The most impressive new British play, Hare's Murmuring Judges, starts as a panoramic survey of a criminal-justice system shamefully subverted by careerism and bureaucracy. Gradually the story focuses on a hapless petty burglar, imprisoned almost five years for a first offense. Hare, a left- winger, has a thumb on the scales: his inmate is penitent, as innocent of spirit as Candide. Moreover, the police are widely known to have tainted the evidence, but admitting that would inconvenience powerful people, so injustice prevails. Much of the dialogue is barely digested statistics; the silliest, mouthed by a reformist young black woman, argues that essentially every male under 30 is a criminal, so no one should be prosecuted. Despite such balderdash, the storytelling is intense and the acting splendid, especially by Robert Patterson as the prisoner.

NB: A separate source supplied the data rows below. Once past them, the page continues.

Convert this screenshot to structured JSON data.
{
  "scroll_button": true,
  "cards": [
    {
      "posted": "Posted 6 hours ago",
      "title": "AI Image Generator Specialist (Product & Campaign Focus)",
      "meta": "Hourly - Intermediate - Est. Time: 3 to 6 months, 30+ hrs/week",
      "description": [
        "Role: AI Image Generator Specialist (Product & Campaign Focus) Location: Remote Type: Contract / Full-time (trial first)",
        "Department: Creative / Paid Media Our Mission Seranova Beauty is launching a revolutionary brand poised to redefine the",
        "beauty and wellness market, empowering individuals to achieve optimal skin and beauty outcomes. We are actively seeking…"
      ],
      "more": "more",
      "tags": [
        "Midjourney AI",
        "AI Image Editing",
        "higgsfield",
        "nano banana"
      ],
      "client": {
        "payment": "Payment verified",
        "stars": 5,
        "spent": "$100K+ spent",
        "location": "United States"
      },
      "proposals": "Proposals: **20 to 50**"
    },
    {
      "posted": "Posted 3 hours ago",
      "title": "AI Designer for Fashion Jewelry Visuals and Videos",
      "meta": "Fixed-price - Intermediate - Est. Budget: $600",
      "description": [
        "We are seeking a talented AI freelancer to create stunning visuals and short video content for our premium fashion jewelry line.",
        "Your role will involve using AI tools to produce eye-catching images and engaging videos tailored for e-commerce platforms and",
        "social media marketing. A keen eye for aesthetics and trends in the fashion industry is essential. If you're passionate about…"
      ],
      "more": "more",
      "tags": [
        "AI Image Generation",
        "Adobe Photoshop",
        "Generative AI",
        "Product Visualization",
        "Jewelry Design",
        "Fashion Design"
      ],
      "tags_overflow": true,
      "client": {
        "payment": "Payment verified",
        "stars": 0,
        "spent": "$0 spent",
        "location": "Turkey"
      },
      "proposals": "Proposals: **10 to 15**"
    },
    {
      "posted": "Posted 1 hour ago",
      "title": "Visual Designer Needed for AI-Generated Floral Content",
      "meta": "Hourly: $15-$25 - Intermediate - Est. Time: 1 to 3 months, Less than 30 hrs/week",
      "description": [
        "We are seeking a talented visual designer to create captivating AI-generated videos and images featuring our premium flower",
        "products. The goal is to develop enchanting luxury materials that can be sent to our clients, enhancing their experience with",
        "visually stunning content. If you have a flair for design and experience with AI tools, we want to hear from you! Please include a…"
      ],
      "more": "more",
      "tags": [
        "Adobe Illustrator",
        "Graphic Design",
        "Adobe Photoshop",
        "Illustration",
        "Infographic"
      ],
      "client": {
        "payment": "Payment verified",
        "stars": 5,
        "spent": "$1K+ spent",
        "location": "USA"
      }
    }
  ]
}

Ayckbourn's new play is actually two: The Revengers' Comedies trace, over two full shows, the misbegotten relationship between a middle-class urban man and a wealthy country maiden who meet while both are attempting suicide. They then agree, he halfheartedly and she ferociously, to avenge the sadness in each other's lives. He is an amiable also-ran. She, it becomes clear, is a psychopath. Ayckbourn, who also directed, fought off all efforts to get him to consolidate the two segments into one long night. He was wrong. There is ! simply not enough of a payoff. But the work is often wickedly funny. It is well acted (especially, in a splendid cameo, by Adam Godley as the psychopath's languid, childlike aristocrat of a brother). And its portrayal of what it is like to be the target of someone truly crazy and obsessed lingers hauntingly, making the play more interesting to remember than to watch.

When the 1991 London theater is recalled in longer memory, however, from a perspective approaching history, neither the Hare nor the Ayckbourn nor even the West End's renewed vitality will rate more than a passing mention. The epochal event will be The Ride Down Mt. Morgan -- and Arthur Miller's stubborn climb back up to the pinnacle of his talent.